Metadata-Version: 2.1
Name: meta-ml
Version: 0.0.23
Summary: MetaRL-based Estimator using Task-encodings for AutoML
Home-page: https://github.com/cosmicBboy/ml-research/tree/master/metalearn
License: UNKNOWN
Platform: UNKNOWN
Description-Content-Type: text/markdown
Requires-Dist: click (==7.0)
Requires-Dist: dill (==0.3.1.1)
Requires-Dist: numpy
Requires-Dist: pandas (==1.0.5)
Requires-Dist: torch (==1.5.0)
Requires-Dist: scipy
Provides-Extra: all
Requires-Dist: kaggle ; extra == 'all'
Requires-Dist: openml (==0.9.0) ; extra == 'all'
Requires-Dist: psutil ; extra == 'all'
Requires-Dist: scikit-learn (>=0.21.2) ; extra == 'all'
Requires-Dist: yamlordereddictloader ; extra == 'all'
Provides-Extra: experiments
Requires-Dist: yamlordereddictloader ; extra == 'experiments'
Provides-Extra: sklearn
Requires-Dist: scikit-learn (>=0.21.2) ; extra == 'sklearn'
Provides-Extra: tasks
Requires-Dist: openml (==0.9.0) ; extra == 'tasks'
Requires-Dist: kaggle ; extra == 'tasks'
Requires-Dist: psutil ; extra == 'tasks'

# META Learn

**M**etaRL-based **E**stimator using **T**ask-encodings for
**A**utomated machine **Learn**ing

**META Learn** is a deep learning approach to automated machine learning that
parameterizes the API of machine learning software as a sequence of actions to
select the hyperparameters of a machine learning pipeline in an end-to-end
fashion, from raw data representation, imputation, normalizing, feature
representation, and classification/regression. Currently the
[sklearn API][sklearn] is the only supported ML framework.


# Why?

As the diversity of data and machine learning use cases increases, we need
to accelerate and scale the process of training performant machine learning
systems. We'll need tools that are adaptable to specific problem domains,
datasets, and the (sometimes non-differentiable) performance metrics that we're
trying to optimize. Supervised learning of classification and regression tasks
given a task distribution of small to medium datasets provides an promising
jumping off platform for programmatically generating a reinforcement learning
environment for automated machine learning (AutoML).


# Installation

install `metalearn` library:
```
pip install -e .
```

then you can run an experiment with the `metalearn` cli.

```
# run an experiment with default values
$ metalearn run experiment
```

## Running an experiment with a configuration file

Alternatively, you can create an experiment configuration file to run
your experiment.

```
# create experiment config file
$ metalearn create config my_experiment config/local --description "my experiment"

# output:
# wrote experiment config file to config/local/experiment_2018-37-25-21:37:11_my_experiment.yml
```


edit the config file `parameters` section to the set of parameters
that you want to train on, then run the experiment with

```
$ metalearn run from-config config/local/experiment_2018-37-25-21:37:11_my_experiment.yml
```

run an experiment using floydhub:

```
$ floyd_scripts/train-metalearn.sh path/to/config/file 'optional job run message'
```


# Relevant Work

The Combined Algorithm Selection and Hyperparameter optimization
([CASH][autosklearn]) problem is an important one to solve if we want to
effectively scale and deploy machine learning systems in real-world use cases,
which often deals with small (< 10 gb) to medium size (10 - 100 gb) data.

CASH is the problem of searching through the space of all ML frameworks,
defined as an Algorithm `A` and a set of relevant hyperparameters `lambda`
and proposing a set of models that will perform well given a dataset and
a task.

In order to solve this problem, previous work like [autosklearn][autosklearn]
uses a Bayesian Optimization techniques [SMAC][smac] with an offline meta-
learning "warm-start" step using euclidean distance to reduce the search space
of ML frameworks.
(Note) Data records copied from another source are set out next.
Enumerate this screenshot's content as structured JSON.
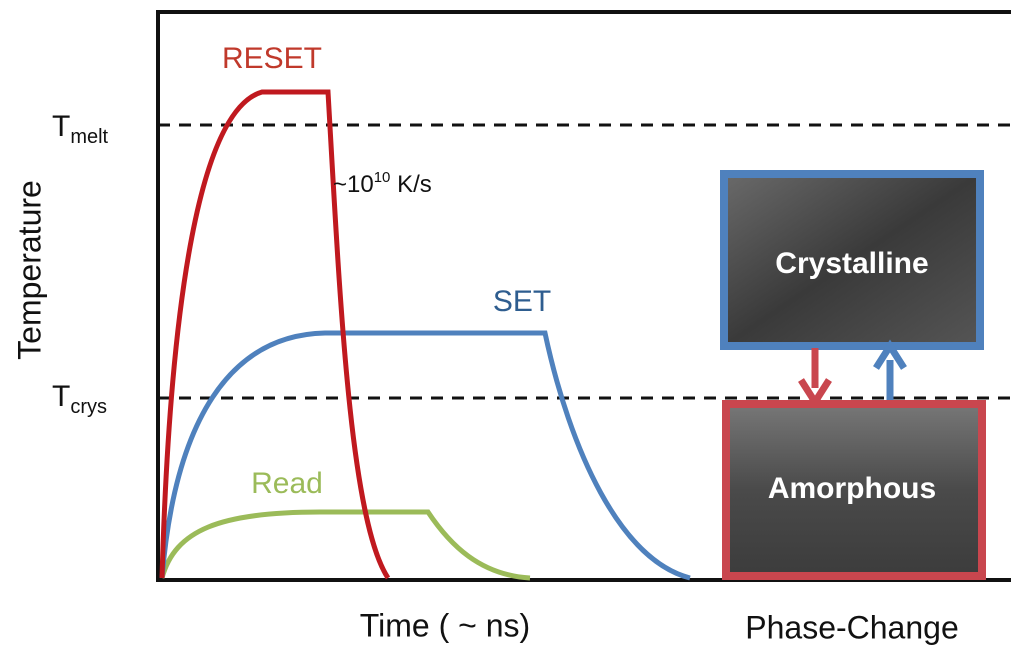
{
  "axis": {
    "y_label": "Temperature",
    "x_label": "Time ( ~ ns)"
  },
  "levels": {
    "melt": {
      "main": "T",
      "sub": "melt"
    },
    "crys": {
      "main": "T",
      "sub": "crys"
    }
  },
  "pulses": {
    "reset": "RESET",
    "set": "SET",
    "read": "Read"
  },
  "rate": {
    "prefix": "~10",
    "exponent": "10",
    "unit": " K/s"
  },
  "states": {
    "crystalline": "Crystalline",
    "amorphous": "Amorphous",
    "caption": "Phase-Change"
  }
}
This meta-learning step was done by representing the datasets
with metadata features (e.g. number of features, skew, mean, variance, etc.) to
learn representations of the data space that perform well with respect to the ML
framework selection task.

[Neural Architecture Search][neuralarchsearch] is another approach to the CASH
problem, where a Controller network proposes "child" neural net architectures
that are trained on a training set and evaluated on a validation set, using the
validation performance `R` as a reinforcement learning reward signal to learn
the best architecture proposal policy.


# Contributions

The contributions of the META Learn project are two-fold: it builds on the neural
architecture search paradigm by formalating the output space of the Controller
as a sequence of tokens conditioned on the space of possible executable
`frameworks`. The scope of this project is to define a `framework`, expressed
as a set of hyperparameters, that can be evaluated by a machine learning
framework, like sklearn, which evaluates to an instantiated sklearn
[`Pipeline`][sklearn-pipeline]. Once defined, it can be fitted on a training
set and evaluated on a validation set of a particular dataset `D`.

Following the Neural Architecture scheme, META Learn uses the REINFORCE algorithm
to compute the policy gradient used to update the Controller in order to learn a
policy for proposing good `frameworks` that are able to achieve high validation
set performance.

The second contribution of this project is that it proposes a conditional
ML `framework` generator by extending the Controller network to have an `encoder`
network that takes as input metadata about the dataset `D` (e.g. number of
instances, number of features). The output of the `encoder` network would be
fed into the `decoder` network, which proposes an ML `framework`. Therefore,
we can condition the output of the `decoder` network metadata on `D` to propose
`frameworks` that depend on the encoded dataset representation.


# Training Algorithm

The environment is a distribution of `k` supervised learning tasks, consisting
of a pair `(X, y)` of features and targets, respectively. At the beginning of
an episode, the environment samples one task and for `i` iterations produces
sample splits `(X_train, y_train, X_validation, y_validation)` drawn from the
task dataset.

The `MetaLearnController` receives the current task state `s` via metafeatures
associated the task, e.g. _# of training samples_, _# of features_,
_target type_, _#of continuous features_, _#of categorical features_, etc.

Given the task state, the controller generates ML `frameworks` over a state
space of algorithms and hyperparameter values. The controller can be viewed as a
policy approximator, which selects actions based on some pre-defined
`AlgorithmSpace`, representated as a direct acyclic graph where each node
contains a set of hyperparameter values to choose from. The controller traverses
this graph via a sequential decoder by selecting hyperparameters via softmax
classifiers, where certain actions may remove certain edges from the graph.
This enforces incompatible hyperparameter configurations.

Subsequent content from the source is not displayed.